The ceremony was conducted with little pomp. For the gods, suicide was a simple act, far easier than an act of creation; it required only a solid decision to be made. A wide smile lit the cat god's face, his whiskers twitched with anticipation, and then he was gone.
The only one saddened by the feline god's departure was Ekinai, beautiful and stern keeper of oaths. She had loved Kasin when they were both young immortals. She had vowed to love him forever, to never harm him, to always support him. She even carved the vow into her book, in her own elegant hand. Yet, her feelings were unrequited. Kasin's rebuff was gentle and coolly logical.
"I feel as if such a relationship would somehow break the vow of non-interference, which you have kept sacred for time immemorial,” he said, his cat eyes large and sympathetic, “and that our fellow gods would see me as gaining an unfair advantage. They would suspect I was just looking to the keeper of vows to provide me with special favors in my many conflicts. You must understand my predicament."
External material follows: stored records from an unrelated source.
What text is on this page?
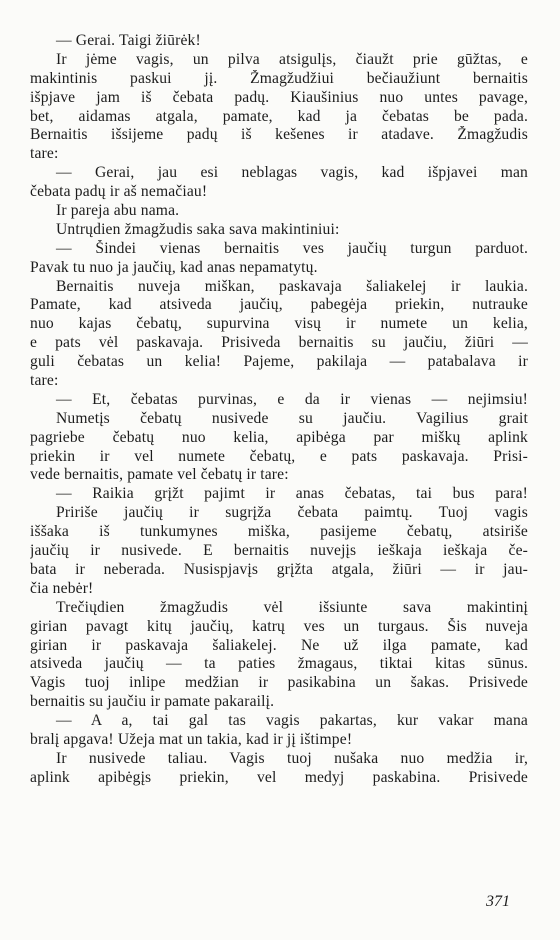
— Gerai. Taigi žiūrėk!
Ir jėme vagis, un pilva atsigulįs, čiaužt prie gūžtas, e
makintinis paskui jį. Žmagžudžiui bečiaužiunt bernaitis
išpjave jam iš čebata padų. Kiaušinius nuo untes pavage,
bet, aidamas atgala, pamate, kad ja čebatas be pada.
Bernaitis išsijeme padų iš kešenes ir atadave. Žmagžudis
tare:
— Gerai, jau esi neblagas vagis, kad išpjavei man
čebata padų ir aš nemačiau!
Ir pareja abu nama.
Untrųdien žmagžudis saka sava makintiniui:
— Šindei vienas bernaitis ves jaučių turgun parduot.
Pavak tu nuo ja jaučių, kad anas nepamatytų.
Bernaitis nuveja miškan, paskavaja šaliakelej ir laukia.
Pamate, kad atsiveda jaučių, pabegėja priekin, nutrauke
nuo kajas čebatų, supurvina visų ir numete un kelia,
e pats vėl paskavaja. Prisiveda bernaitis su jaučiu, žiūri —
guli čebatas un kelia! Pajeme, pakilaja — patabalava ir
tare:
— Et, čebatas purvinas, e da ir vienas — nejimsiu!
Numetįs čebatų nusivede su jaučiu. Vagilius grait
pagriebe čebatų nuo kelia, apibėga par miškų aplink
priekin ir vel numete čebatų, e pats paskavaja. Prisi-
vede bernaitis, pamate vel čebatų ir tare:
— Raikia grįžt pajimt ir anas čebatas, tai bus para!
Pririše jaučių ir sugrįža čebata paimtų. Tuoj vagis
iššaka iš tunkumynes miška, pasijeme čebatų, atsiriše
jaučių ir nusivede. E bernaitis nuvejįs ieškaja ieškaja če-
bata ir neberada. Nusispjavįs grįžta atgala, žiūri — ir jau-
čia nebėr!
Trečiųdien žmagžudis vėl išsiunte sava makintinį
girian pavagt kitų jaučių, katrų ves un turgaus. Šis nuveja
girian ir paskavaja šaliakelej. Ne už ilga pamate, kad
atsiveda jaučių — ta paties žmagaus, tiktai kitas sūnus.
Vagis tuoj inlipe medžian ir pasikabina un šakas. Prisivede
bernaitis su jaučiu ir pamate pakarailį.
— A a, tai gal tas vagis pakartas, kur vakar mana
bralį apgava! Užeja mat un takia, kad ir jį ištimpe!
Ir nusivede taliau. Vagis tuoj nušaka nuo medžia ir,
aplink apibėgįs priekin, vel medyj paskabina. Prisivede
371
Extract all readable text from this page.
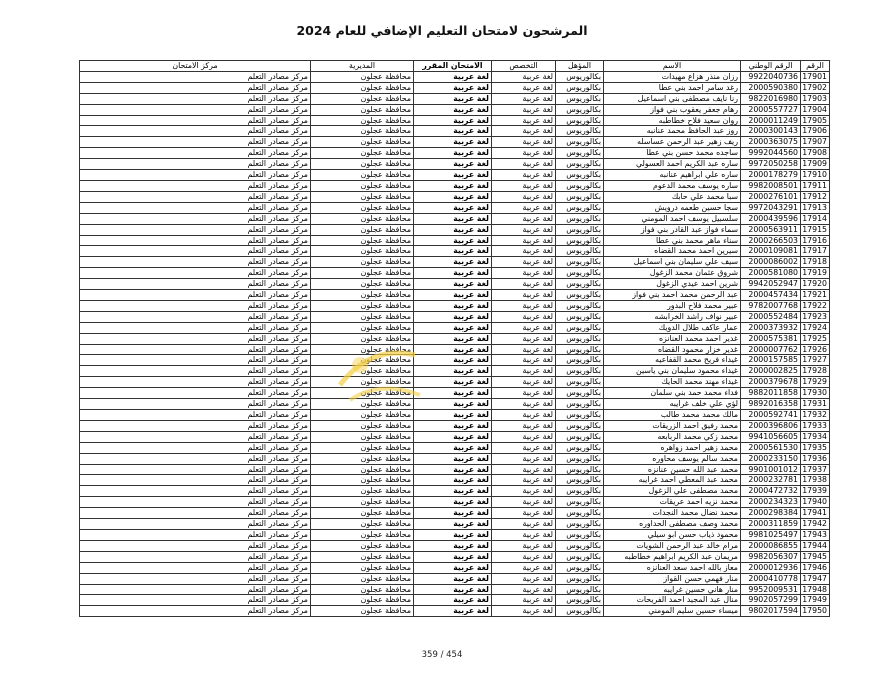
المرشحون لامتحان التعليم الإضافي للعام 2024
الرقم	الرقم الوطني	الاسم	المؤهل	التخصص	الامتحان المقرر	المديرية	مركز الامتحان
17901	9922040736	رزان منذر هزاع مهيدات	بكالوريوس	لغة عربية	لغة عربية	محافظة عجلون	مركز مصادر التعلم
17902	2000590380	رغد سامر احمد بني عطا	بكالوريوس	لغة عربية	لغة عربية	محافظة عجلون	مركز مصادر التعلم
17903	9822016980	رنا نايف مصطفى بني اسماعيل	بكالوريوس	لغة عربية	لغة عربية	محافظة عجلون	مركز مصادر التعلم
17904	2000557727	رهام جعفر يعقوب بني فواز	بكالوريوس	لغة عربية	لغة عربية	محافظة عجلون	مركز مصادر التعلم
17905	2000011249	روان سعيد فلاح خطاطبه	بكالوريوس	لغة عربية	لغة عربية	محافظة عجلون	مركز مصادر التعلم
17906	2000300143	روز عبد الحافظ محمد عنانبه	بكالوريوس	لغة عربية	لغة عربية	محافظة عجلون	مركز مصادر التعلم
17907	2000363075	ريف زهير عبد الرحمن عساسله	بكالوريوس	لغة عربية	لغة عربية	محافظة عجلون	مركز مصادر التعلم
17908	9992044560	ساجده محمد حسن بني عطا	بكالوريوس	لغة عربية	لغة عربية	محافظة عجلون	مركز مصادر التعلم
17909	9972050258	ساره عبد الكريم احمد العسولي	بكالوريوس	لغة عربية	لغة عربية	محافظة عجلون	مركز مصادر التعلم
17910	2000178279	ساره علي ابراهيم عنانبه	بكالوريوس	لغة عربية	لغة عربية	محافظة عجلون	مركز مصادر التعلم
17911	9982008501	ساره يوسف محمد الدعوم	بكالوريوس	لغة عربية	لغة عربية	محافظة عجلون	مركز مصادر التعلم
17912	2000276101	سبا محمد علي حابك	بكالوريوس	لغة عربية	لغة عربية	محافظة عجلون	مركز مصادر التعلم
17913	9972043291	سجا حسين طعمه درويش	بكالوريوس	لغة عربية	لغة عربية	محافظة عجلون	مركز مصادر التعلم
17914	2000439596	سلسبيل يوسف احمد المومني	بكالوريوس	لغة عربية	لغة عربية	محافظة عجلون	مركز مصادر التعلم
17915	2000563911	سماء فواز عبد القادر بني فواز	بكالوريوس	لغة عربية	لغة عربية	محافظة عجلون	مركز مصادر التعلم
17916	2000266503	سناء ماهر محمد بني عطا	بكالوريوس	لغة عربية	لغة عربية	محافظة عجلون	مركز مصادر التعلم
17917	2000109081	سيرين احمد محمد القضاه	بكالوريوس	لغة عربية	لغة عربية	محافظة عجلون	مركز مصادر التعلم
17918	2000086002	سيف علي سليمان بني اسماعيل	بكالوريوس	لغة عربية	لغة عربية	محافظة عجلون	مركز مصادر التعلم
17919	2000581080	شروق عثمان محمد الزغول	بكالوريوس	لغة عربية	لغة عربية	محافظة عجلون	مركز مصادر التعلم
17920	9942052947	شرين احمد عيدي الزغول	بكالوريوس	لغة عربية	لغة عربية	محافظة عجلون	مركز مصادر التعلم
17921	2000457434	عبد الرحمن محمد احمد بني فواز	بكالوريوس	لغة عربية	لغة عربية	محافظة عجلون	مركز مصادر التعلم
17922	9782007768	عبير محمد فلاح البدور	بكالوريوس	لغة عربية	لغة عربية	محافظة عجلون	مركز مصادر التعلم
17923	2000552484	عبير نواف راشد الخرابشه	بكالوريوس	لغة عربية	لغة عربية	محافظة عجلون	مركز مصادر التعلم
17924	2000373932	عمار عاكف طلال الدويك	بكالوريوس	لغة عربية	لغة عربية	محافظة عجلون	مركز مصادر التعلم
17925	2000575381	غدير احمد محمد العنانزه	بكالوريوس	لغة عربية	لغة عربية	محافظة عجلون	مركز مصادر التعلم
17926	2000007762	غدير خزار محمود القضاه	بكالوريوس	لغة عربية	لغة عربية	محافظة عجلون	مركز مصادر التعلم
17927	2000157585	غيداء فريح محمد القفاعيه	بكالوريوس	لغة عربية	لغة عربية	محافظة عجلون	مركز مصادر التعلم
17928	2000002825	غيداء محمود سليمان بني ياسين	بكالوريوس	لغة عربية	لغة عربية	محافظة عجلون	مركز مصادر التعلم
17929	2000379678	غيداء مهند محمد الحايك	بكالوريوس	لغة عربية	لغة عربية	محافظة عجلون	مركز مصادر التعلم
17930	9882011858	فداء محمد حمد بني سلمان	بكالوريوس	لغة عربية	لغة عربية	محافظة عجلون	مركز مصادر التعلم
17931	9892016358	لؤي علي خلف غرايبه	بكالوريوس	لغة عربية	لغة عربية	محافظة عجلون	مركز مصادر التعلم
17932	2000592741	مالك محمد محمد طالب	بكالوريوس	لغة عربية	لغة عربية	محافظة عجلون	مركز مصادر التعلم
17933	2000396806	محمد رفيق احمد الزريقات	بكالوريوس	لغة عربية	لغة عربية	محافظة عجلون	مركز مصادر التعلم
17934	9941056605	محمد زكي محمد الربابعه	بكالوريوس	لغة عربية	لغة عربية	محافظة عجلون	مركز مصادر التعلم
17935	2000561530	محمد زهير احمد زواهره	بكالوريوس	لغة عربية	لغة عربية	محافظة عجلون	مركز مصادر التعلم
17936	2000233150	محمد سالم يوسف محاوره	بكالوريوس	لغة عربية	لغة عربية	محافظة عجلون	مركز مصادر التعلم
17937	9901001012	محمد عبد الله حسين عنانزه	بكالوريوس	لغة عربية	لغة عربية	محافظة عجلون	مركز مصادر التعلم
17938	2000232781	محمد عبد المعطي احمد غرايبه	بكالوريوس	لغة عربية	لغة عربية	محافظة عجلون	مركز مصادر التعلم
17939	2000472732	محمد مصطفى علي الزغول	بكالوريوس	لغة عربية	لغة عربية	محافظة عجلون	مركز مصادر التعلم
17940	2000234323	محمد نزيه احمد عريقات	بكالوريوس	لغة عربية	لغة عربية	محافظة عجلون	مركز مصادر التعلم
17941	2000298384	محمد نضال محمد النجدات	بكالوريوس	لغة عربية	لغة عربية	محافظة عجلون	مركز مصادر التعلم
17942	2000311859	محمد وصف مصطفى الحداوره	بكالوريوس	لغة عربية	لغة عربية	محافظة عجلون	مركز مصادر التعلم
17943	9981025497	محمود ذياب حسن ابو سيلي	بكالوريوس	لغة عربية	لغة عربية	محافظة عجلون	مركز مصادر التعلم
17944	2000086855	مرام خالد عبد الرحمن الشويات	بكالوريوس	لغة عربية	لغة عربية	محافظة عجلون	مركز مصادر التعلم
17945	9982056307	مريمان عبد الكريم ابراهيم خطاطبه	بكالوريوس	لغة عربية	لغة عربية	محافظة عجلون	مركز مصادر التعلم
17946	2000012936	معاز بالله احمد سعد العنانزه	بكالوريوس	لغة عربية	لغة عربية	محافظة عجلون	مركز مصادر التعلم
17947	2000410778	منار فهمي حسن القواز	بكالوريوس	لغة عربية	لغة عربية	محافظة عجلون	مركز مصادر التعلم
17948	9952009531	منار هاني حسين غرايبه	بكالوريوس	لغة عربية	لغة عربية	محافظة عجلون	مركز مصادر التعلم
17949	9902057299	منال عبد المجيد احمد الفريحات	بكالوريوس	لغة عربية	لغة عربية	محافظة عجلون	مركز مصادر التعلم
17950	9802017594	ميساء حسين سليم المومني	بكالوريوس	لغة عربية	لغة عربية	محافظة عجلون	مركز مصادر التعلم
359 / 454
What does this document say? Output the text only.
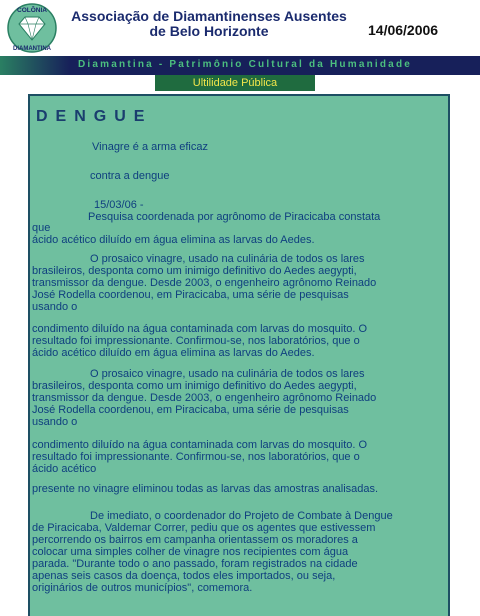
COLÔNIA
DIAMANTINA
Associação de Diamantinenses Ausentes
de Belo Horizonte	14/06/2006
Diamantina - Patrimônio Cultural da Humanidade
Ultilidade Pública
DENGUE
Vinagre é a arma eficaz
contra a dengue
15/03/06 -
Pesquisa coordenada por agrônomo de Piracicaba constata
que
ácido acético diluído em água elimina as larvas do Aedes.
O prosaico vinagre, usado na culinária de todos os lares
brasileiros, desponta como um inimigo definitivo do Aedes aegypti,
transmissor da dengue. Desde 2003, o engenheiro agrônomo Reinado
José Rodella coordenou, em Piracicaba, uma série de pesquisas
usando o
condimento diluído na água contaminada com larvas do mosquito. O
resultado foi impressionante. Confirmou-se, nos laboratórios, que o
ácido acético diluído em água elimina as larvas do Aedes.
O prosaico vinagre, usado na culinária de todos os lares
brasileiros, desponta como um inimigo definitivo do Aedes aegypti,
transmissor da dengue. Desde 2003, o engenheiro agrônomo Reinado
José Rodella coordenou, em Piracicaba, uma série de pesquisas
usando o
condimento diluído na água contaminada com larvas do mosquito. O
resultado foi impressionante. Confirmou-se, nos laboratórios, que o
ácido acético
presente no vinagre eliminou todas as larvas das amostras analisadas.
De imediato, o coordenador do Projeto de Combate à Dengue
de Piracicaba, Valdemar Correr, pediu que os agentes que estivessem
percorrendo os bairros em campanha orientassem os moradores a
colocar uma simples colher de vinagre nos recipientes com água
parada. "Durante todo o ano passado, foram registrados na cidade
apenas seis casos da doença, todos eles importados, ou seja,
originários de outros municípios", comemora.
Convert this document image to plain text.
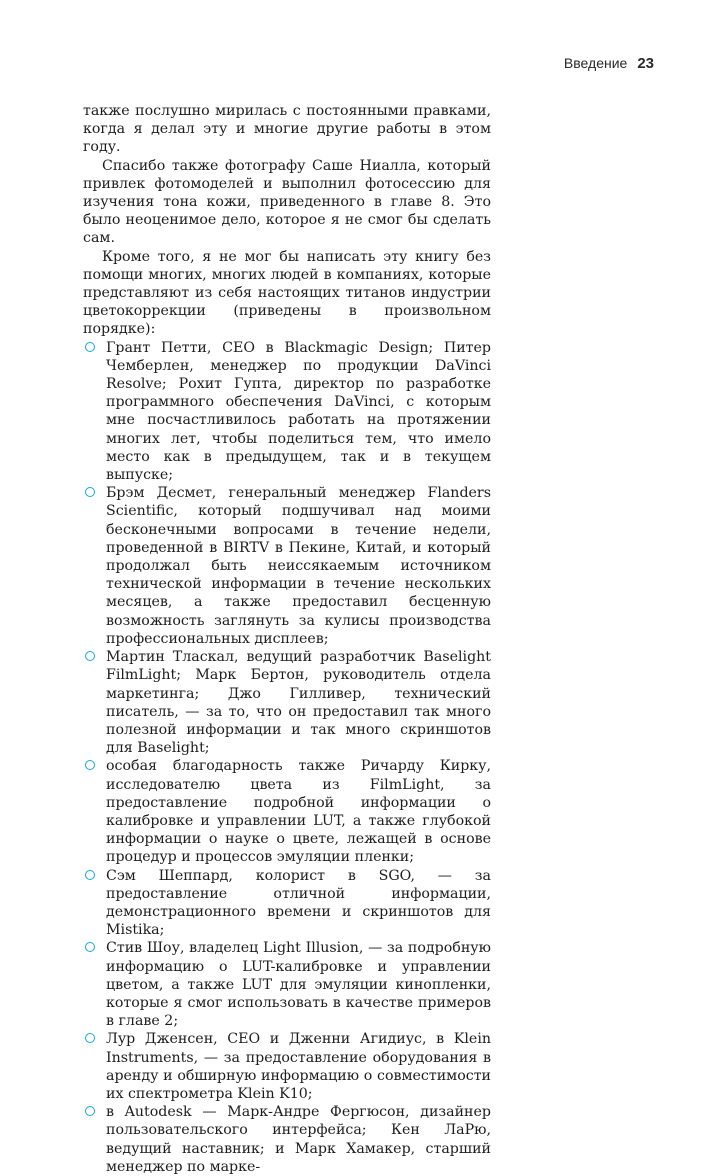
Введение 23

также послушно мирилась с постоянными правками, когда я делал эту и многие другие работы в этом году.

Спасибо также фотографу Саше Ниалла, который привлек фотомоделей и выполнил фотосессию для изучения тона кожи, приведенного в главе 8. Это было неоценимое дело, которое я не смог бы сделать сам.

Кроме того, я не мог бы написать эту книгу без помощи многих, многих людей в компаниях, которые представляют из себя настоящих титанов индустрии цветокоррекции (приведены в произвольном порядке):

Грант Петти, CEO в Blackmagic Design; Питер Чемберлен, менеджер по продукции DaVinci Resolve; Рохит Гупта, директор по разработке программного обеспечения DaVinci, с которым мне посчастливилось работать на протяжении многих лет, чтобы поделиться тем, что имело место как в предыдущем, так и в текущем выпуске;
Брэм Десмет, генеральный менеджер Flanders Scientific, который подшучивал над моими бесконечными вопросами в течение недели, проведенной в BIRTV в Пекине, Китай, и который продолжал быть неиссякаемым источником технической информации в течение нескольких месяцев, а также предоставил бесценную возможность заглянуть за кулисы производства профессиональных дисплеев;
Мартин Тласкал, ведущий разработчик Baselight FilmLight; Марк Бертон, руководитель отдела маркетинга; Джо Гилливер, технический писатель, — за то, что он предоставил так много полезной информации и так много скриншотов для Baselight;
особая благодарность также Ричарду Кирку, исследователю цвета из FilmLight, за предоставление подробной информации о калибровке и управлении LUT, а также глубокой информации о науке о цвете, лежащей в основе процедур и процессов эмуляции пленки;
Сэм Шеппард, колорист в SGO, — за предоставление отличной информации, демонстрационного времени и скриншотов для Mistika;
Стив Шоу, владелец Light Illusion, — за подробную информацию о LUT-калибровке и управлении цветом, а также LUT для эмуляции кинопленки, которые я смог использовать в качестве примеров в главе 2;
Лур Дженсен, CEO и Дженни Агидиус, в Klein Instruments, — за предоставление оборудования в аренду и обширную информацию о совместимости их спектрометра Klein K10;
в Autodesk — Марк-Андре Фергюсон, дизайнер пользовательского интерфейса; Кен ЛаРю, ведущий наставник; и Марк Хамакер, старший менеджер по марке-
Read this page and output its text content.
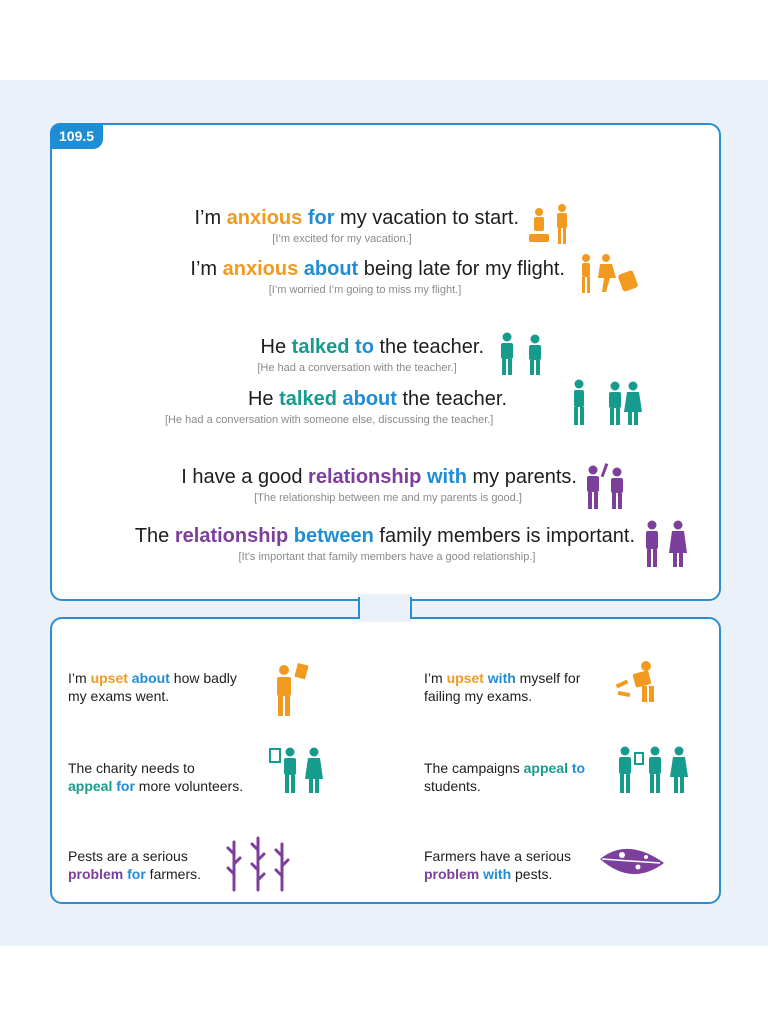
109.5
I’m anxious for my vacation to start.
[I’m excited for my vacation.]
I’m anxious about being late for my flight.
[I’m worried I’m going to miss my flight.]
He talked to the teacher.
[He had a conversation with the teacher.]
He talked about the teacher.
[He had a conversation with someone else, discussing the teacher.]
I have a good relationship with my parents.
[The relationship between me and my parents is good.]
The relationship between family members is important.
[It’s important that family members have a good relationship.]
I’m upset about how badly
my exams went.
I’m upset with myself for
failing my exams.
The charity needs to
appeal for more volunteers.
The campaigns appeal to
students.
Pests are a serious
problem for farmers.
Farmers have a serious
problem with pests.
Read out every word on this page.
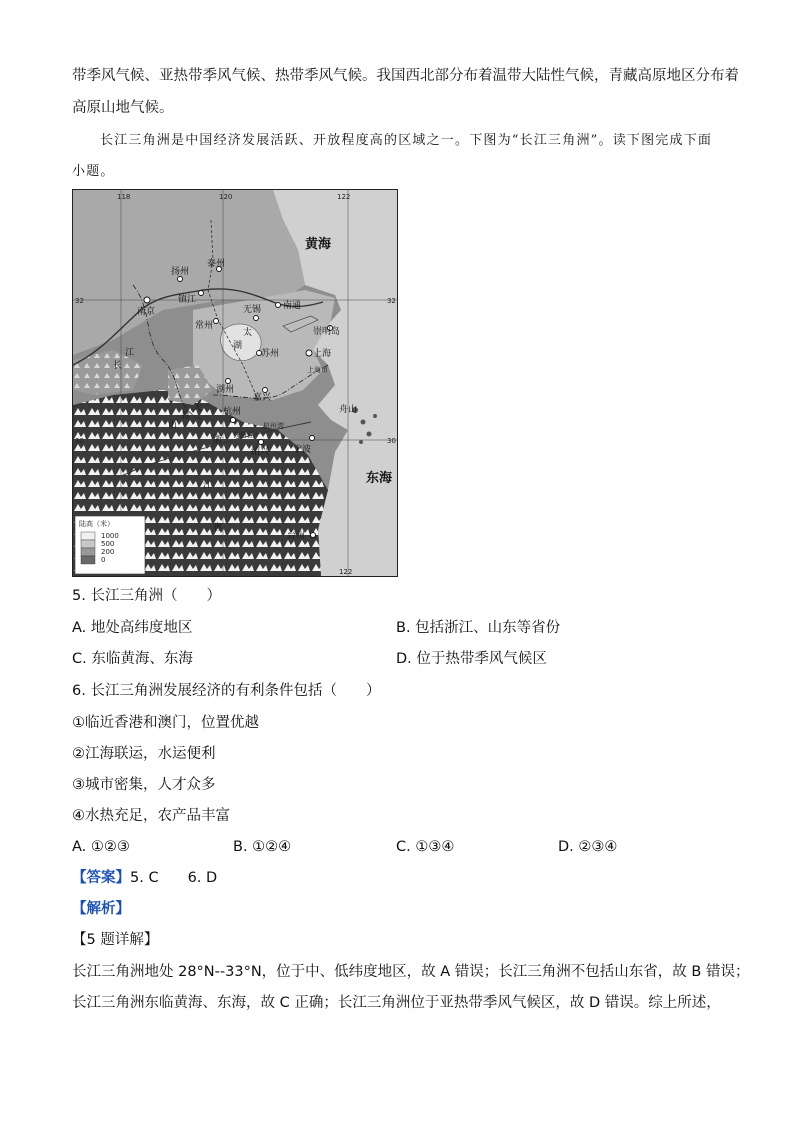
带季风气候、亚热带季风气候、热带季风气候。我国西北部分布着温带大陆性气候，青藏高原地区分布着
高原山地气候。
长江三角洲是中国经济发展活跃、开放程度高的区域之一。下图为“长江三角洲”。读下图完成下面
小题。
黄海
东海
泰州
扬州
镇江
南京
常州
无锡
苏州
南通
崇明岛
上海
上海市
嘉兴
湖州
杭州
绍兴	宁波
台州
舟山
长
江
太
湖
天
目
山
浙
江
省
杭州湾
钱塘江
118	120	122
32	32
30	30
122
陆高（米）
1000
500
200
0
5. 长江三角洲（　　）
A. 地处高纬度地区	B. 包括浙江、山东等省份
C. 东临黄海、东海	D. 位于热带季风气候区
6. 长江三角洲发展经济的有利条件包括（　　）
①临近香港和澳门，位置优越
②江海联运，水运便利
③城市密集，人才众多
④水热充足，农产品丰富
A. ①②③	B. ①②④	C. ①③④	D. ②③④
【答案】5. C　　6. D
【解析】
【5 题详解】
长江三角洲地处 28°N--33°N，位于中、低纬度地区，故 A 错误；长江三角洲不包括山东省，故 B 错误；
长江三角洲东临黄海、东海，故 C 正确；长江三角洲位于亚热带季风气候区，故 D 错误。综上所述，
Ekinai understood well enough that he was making an excuse, but also that there was some truth in his justification. She knew that she would live the rest of eternity alone because of her duties.
However, Ekinai also felt that the cat god had unfairly skirted the pact of non-interference with his plan to place his own essence into his mortal counterparts. Such infractions usually stood bold-faced and silver gilt in her book. But this one was gray and nearly unreadable. Besides, even if Kasin had not disintegrated into the ether, her own foolishly amorous vow prevented her from punishing him.
"Even if you do not, my love,” Ekinai said, after the cat god's disappearance, “your precious cats yet exist. The time will come when they will pay the price for the loneliness you imposed upon me."